Obama gives a voice to Native Americans
President Barak Obama is on his way to becoming one of the most notable protectors of public lands and the environment in presidential history. Last month Obama used his authority under an obscure provision of a 1953 law to put about 115 million acres in the Arctic Ocean and about 3.8 million acres of the Atlantic Ocean permanently off-limits to drilling.
Closer to home, with the stroke of a pen on Dec. 28, the president increased federal protection for the Bears Ears area of southeast Utah, and Gold Butte in Nevada. With the prospect of Donald Trump looming, Obama is using his authority under the 1906 Antiquities Act to secure as much public land as possible from the industrial development Trump is expected to encourage.
Obama’s bold move fulfills a proposal initiated in 1936 by Interior Secretary Harold Ickes who served under Franklin Delano Roosevelt. Ickes proposed making the Bears Ears a national monument, but Roosevelt apparently never took action on the suggestion.
Obama has rectified that oversight by adding the Bears Ears to his growing inventory of public land closed to development. As The New York Times reports, “Mr. Obama has designated about 553 million acres as national monuments, more than any of his predecessors.”
The Bears Ears national monument will protect 1.35 million acres of public land around the prominent twin buttes in southeast Utah. Its unprecedented management plan will create a unique commission of representatives of the five local tribes with historic connections to the area to advise federal monument managers.
“Today’s actions will help protect this cultural legacy and ensure that future generations are able to enjoy and appreciate these scenic and historic landscapes,” President Obama said in a statement.
In July 2015, the Bears Ears Inter-tribal Coalition was founded to unite sovereign Native American nations in the effort to conserve the Bears Ears cultural landscape. The coalition also seeks active engagement in management of the area.
Members of the Bears Ears Inter-tribal Coalition are the Hopi Tribe, Navajo Nation, Ute Mountain Ute Tribe, Pueblo of Zuni, and the Ute Indian Tribe.
The protected areas are well-known for their pre-historic Native American ruins, but for tribes in the area, they still offer both physical and spiritual sustenance. From gathering pinyon nuts and firewood to holding sacred ceremonies, the Bears Ears is integral to Native American life and culture in the region.
The decision “actually brought tears to my face,” said Eric Descheenie, a former leader of the inter-tribal group that lobbied for the monument. “It’s so significant. It’s so hard to even try to add up what this really means.

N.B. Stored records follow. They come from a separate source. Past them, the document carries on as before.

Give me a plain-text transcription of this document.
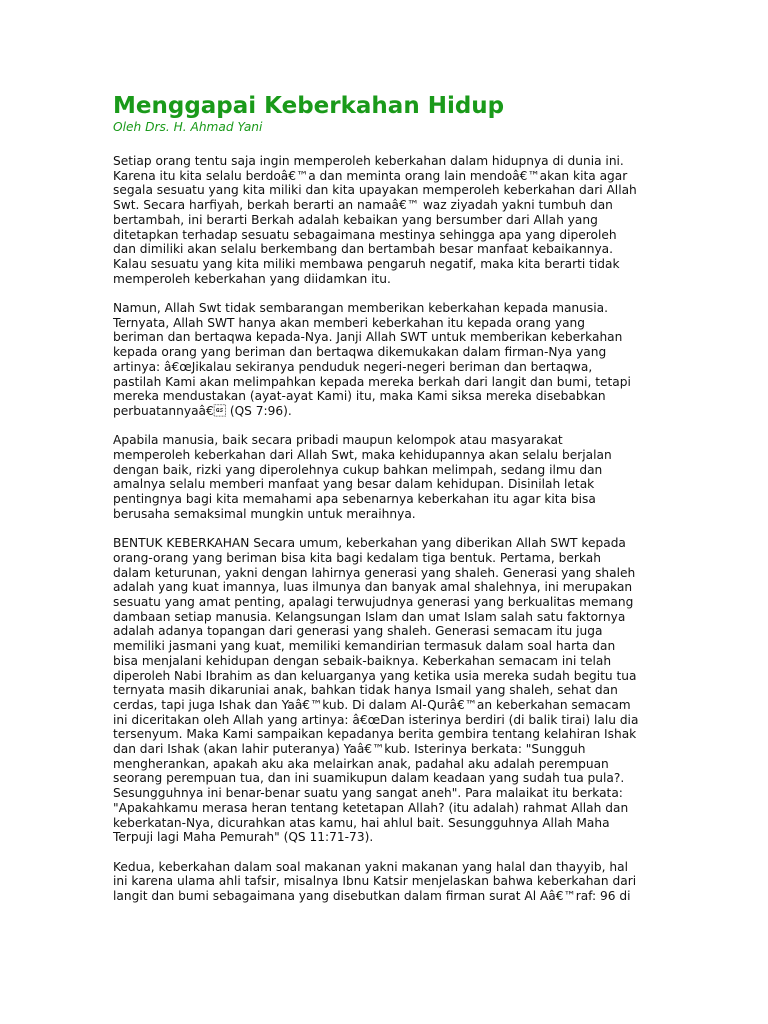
Menggapai Keberkahan Hidup

Oleh Drs. H. Ahmad Yani

Setiap orang tentu saja ingin memperoleh keberkahan dalam hidupnya di dunia ini.
Karena itu kita selalu berdoâ€™a dan meminta orang lain mendoâ€™akan kita agar
segala sesuatu yang kita miliki dan kita upayakan memperoleh keberkahan dari Allah
Swt. Secara harfiyah, berkah berarti an namaâ€™ waz ziyadah yakni tumbuh dan
bertambah, ini berarti Berkah adalah kebaikan yang bersumber dari Allah yang
ditetapkan terhadap sesuatu sebagaimana mestinya sehingga apa yang diperoleh
dan dimiliki akan selalu berkembang dan bertambah besar manfaat kebaikannya.
Kalau sesuatu yang kita miliki membawa pengaruh negatif, maka kita berarti tidak
memperoleh keberkahan yang diidamkan itu.
Namun, Allah Swt tidak sembarangan memberikan keberkahan kepada manusia.
Ternyata, Allah SWT hanya akan memberi keberkahan itu kepada orang yang
beriman dan bertaqwa kepada-Nya. Janji Allah SWT untuk memberikan keberkahan
kepada orang yang beriman dan bertaqwa dikemukakan dalam firman-Nya yang
artinya: â€œJikalau sekiranya penduduk negeri-negeri beriman dan bertaqwa,
pastilah Kami akan melimpahkan kepada mereka berkah dari langit dan bumi, tetapi
mereka mendustakan (ayat-ayat Kami) itu, maka Kami siksa mereka disebabkan
perbuatannyaâ€ (QS 7:96).
Apabila manusia, baik secara pribadi maupun kelompok atau masyarakat
memperoleh keberkahan dari Allah Swt, maka kehidupannya akan selalu berjalan
dengan baik, rizki yang diperolehnya cukup bahkan melimpah, sedang ilmu dan
amalnya selalu memberi manfaat yang besar dalam kehidupan. Disinilah letak
pentingnya bagi kita memahami apa sebenarnya keberkahan itu agar kita bisa
berusaha semaksimal mungkin untuk meraihnya.
BENTUK KEBERKAHAN Secara umum, keberkahan yang diberikan Allah SWT kepada
orang-orang yang beriman bisa kita bagi kedalam tiga bentuk. Pertama, berkah
dalam keturunan, yakni dengan lahirnya generasi yang shaleh. Generasi yang shaleh
adalah yang kuat imannya, luas ilmunya dan banyak amal shalehnya, ini merupakan
sesuatu yang amat penting, apalagi terwujudnya generasi yang berkualitas memang
dambaan setiap manusia. Kelangsungan Islam dan umat Islam salah satu faktornya
adalah adanya topangan dari generasi yang shaleh. Generasi semacam itu juga
memiliki jasmani yang kuat, memiliki kemandirian termasuk dalam soal harta dan
bisa menjalani kehidupan dengan sebaik-baiknya. Keberkahan semacam ini telah
diperoleh Nabi Ibrahim as dan keluarganya yang ketika usia mereka sudah begitu tua
ternyata masih dikaruniai anak, bahkan tidak hanya Ismail yang shaleh, sehat dan
cerdas, tapi juga Ishak dan Yaâ€™kub. Di dalam Al-Qurâ€™an keberkahan semacam
ini diceritakan oleh Allah yang artinya: â€œDan isterinya berdiri (di balik tirai) lalu dia
tersenyum. Maka Kami sampaikan kepadanya berita gembira tentang kelahiran Ishak
dan dari Ishak (akan lahir puteranya) Yaâ€™kub. Isterinya berkata: "Sungguh
mengherankan, apakah aku aka melairkan anak, padahal aku adalah perempuan
seorang perempuan tua, dan ini suamikupun dalam keadaan yang sudah tua pula?.
Sesungguhnya ini benar-benar suatu yang sangat aneh". Para malaikat itu berkata:
"Apakahkamu merasa heran tentang ketetapan Allah? (itu adalah) rahmat Allah dan
keberkatan-Nya, dicurahkan atas kamu, hai ahlul bait. Sesungguhnya Allah Maha
Terpuji lagi Maha Pemurah" (QS 11:71-73).
Kedua, keberkahan dalam soal makanan yakni makanan yang halal dan thayyib, hal
ini karena ulama ahli tafsir, misalnya Ibnu Katsir menjelaskan bahwa keberkahan dari
langit dan bumi sebagaimana yang disebutkan dalam firman surat Al Aâ€™raf: 96 di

At the end of the day, there’s only a certain place in this entire world, on Earth, where we indigenous peoples belong.”
Not surprisingly, Utah Republican politicians are aroused against a move they claim is a federal land grab. “President Obama’s unilateral decision to invoke the Antiquities Act in Utah politicizes a long simmering conflict,” charges Utah Representative Jason Chaffetz. “The midnight move is a slap in the face to the people of Utah, attempting to silence the voices of those who will bear the heavy burden it imposes.”

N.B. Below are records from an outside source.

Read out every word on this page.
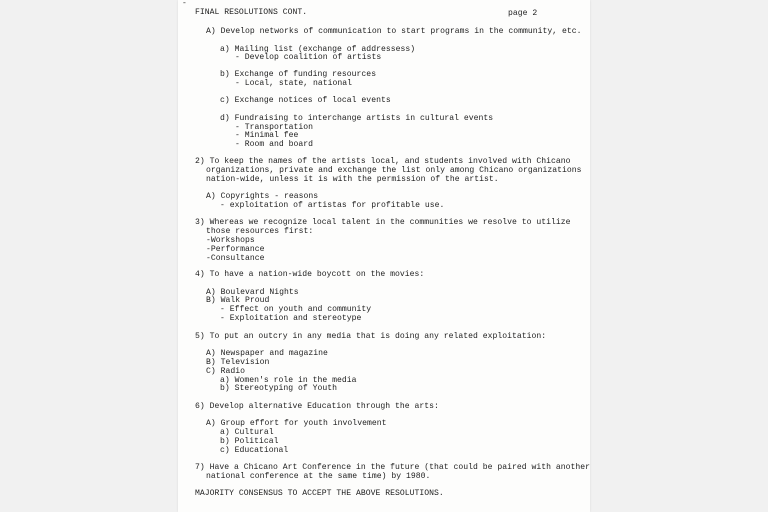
-
FINAL RESOLUTIONS CONT.	page 2
A) Develop networks of communication to start programs in the community, etc.
a) Mailing list (exchange of addressess)
- Develop coalition of artists
b) Exchange of funding resources
- Local, state, national
c) Exchange notices of local events
d) Fundraising to interchange artists in cultural events
- Transportation
- Minimal fee
- Room and board
2) To keep the names of the artists local, and students involved with Chicano
organizations, private and exchange the list only among Chicano organizations
nation-wide, unless it is with the permission of the artist.
A) Copyrights - reasons
- exploitation of artistas for profitable use.
3) Whereas we recognize local talent in the communities we resolve to utilize
those resources first:
-Workshops
-Performance
-Consultance
4) To have a nation-wide boycott on the movies:
A) Boulevard Nights
B) Walk Proud
- Effect on youth and community
- Exploitation and stereotype
5) To put an outcry in any media that is doing any related exploitation:
A) Newspaper and magazine
B) Television
C) Radio
a) Women's role in the media
b) Stereotyping of Youth
6) Develop alternative Education through the arts:
A) Group effort for youth involvement
a) Cultural
b) Political
c) Educational
7) Have a Chicano Art Conference in the future (that could be paired with another
national conference at the same time) by 1980.
MAJORITY CONSENSUS TO ACCEPT THE ABOVE RESOLUTIONS.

Utah lawmakers had supported protection for the area, but were implacably opposed to the creation of a national monument. “This arrogant act by a lame duck president will not stand,” Utah Republican Sen. Mike Lee said in a statement. “I will work tirelessly with Congress and the incoming Trump administration to honor the will of the people of Utah and undo this designation.”
This adversarial position is particularly notable because both Utah Gov. Gary Hebert and Rep. Rob Bishop agree that the Bears Ears should be saved. They believe that can be done without federal protection, though little evidence supports their position.

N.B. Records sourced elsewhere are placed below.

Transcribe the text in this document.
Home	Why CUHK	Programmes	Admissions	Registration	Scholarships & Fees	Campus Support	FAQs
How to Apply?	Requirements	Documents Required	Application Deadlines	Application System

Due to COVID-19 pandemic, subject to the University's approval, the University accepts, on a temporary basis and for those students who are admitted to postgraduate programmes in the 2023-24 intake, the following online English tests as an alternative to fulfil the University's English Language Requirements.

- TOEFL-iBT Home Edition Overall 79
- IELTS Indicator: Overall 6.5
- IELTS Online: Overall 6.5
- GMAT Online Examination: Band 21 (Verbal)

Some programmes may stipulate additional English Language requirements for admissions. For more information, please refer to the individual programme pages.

For President Trump to undo a predecessor’s designation of a national monument would be unprecedented in presidential history. The 1906 law that authorizes the creation of national monuments by the president offers no express authority to revoke a designation by a previous president.
Were the incoming president almost anyone but Donald Trump, it might be expected that Obama’s last-minute designations would be honored by the new president.
But this incoming president is Donald Trump, and public lands in the American West face an uncertain future.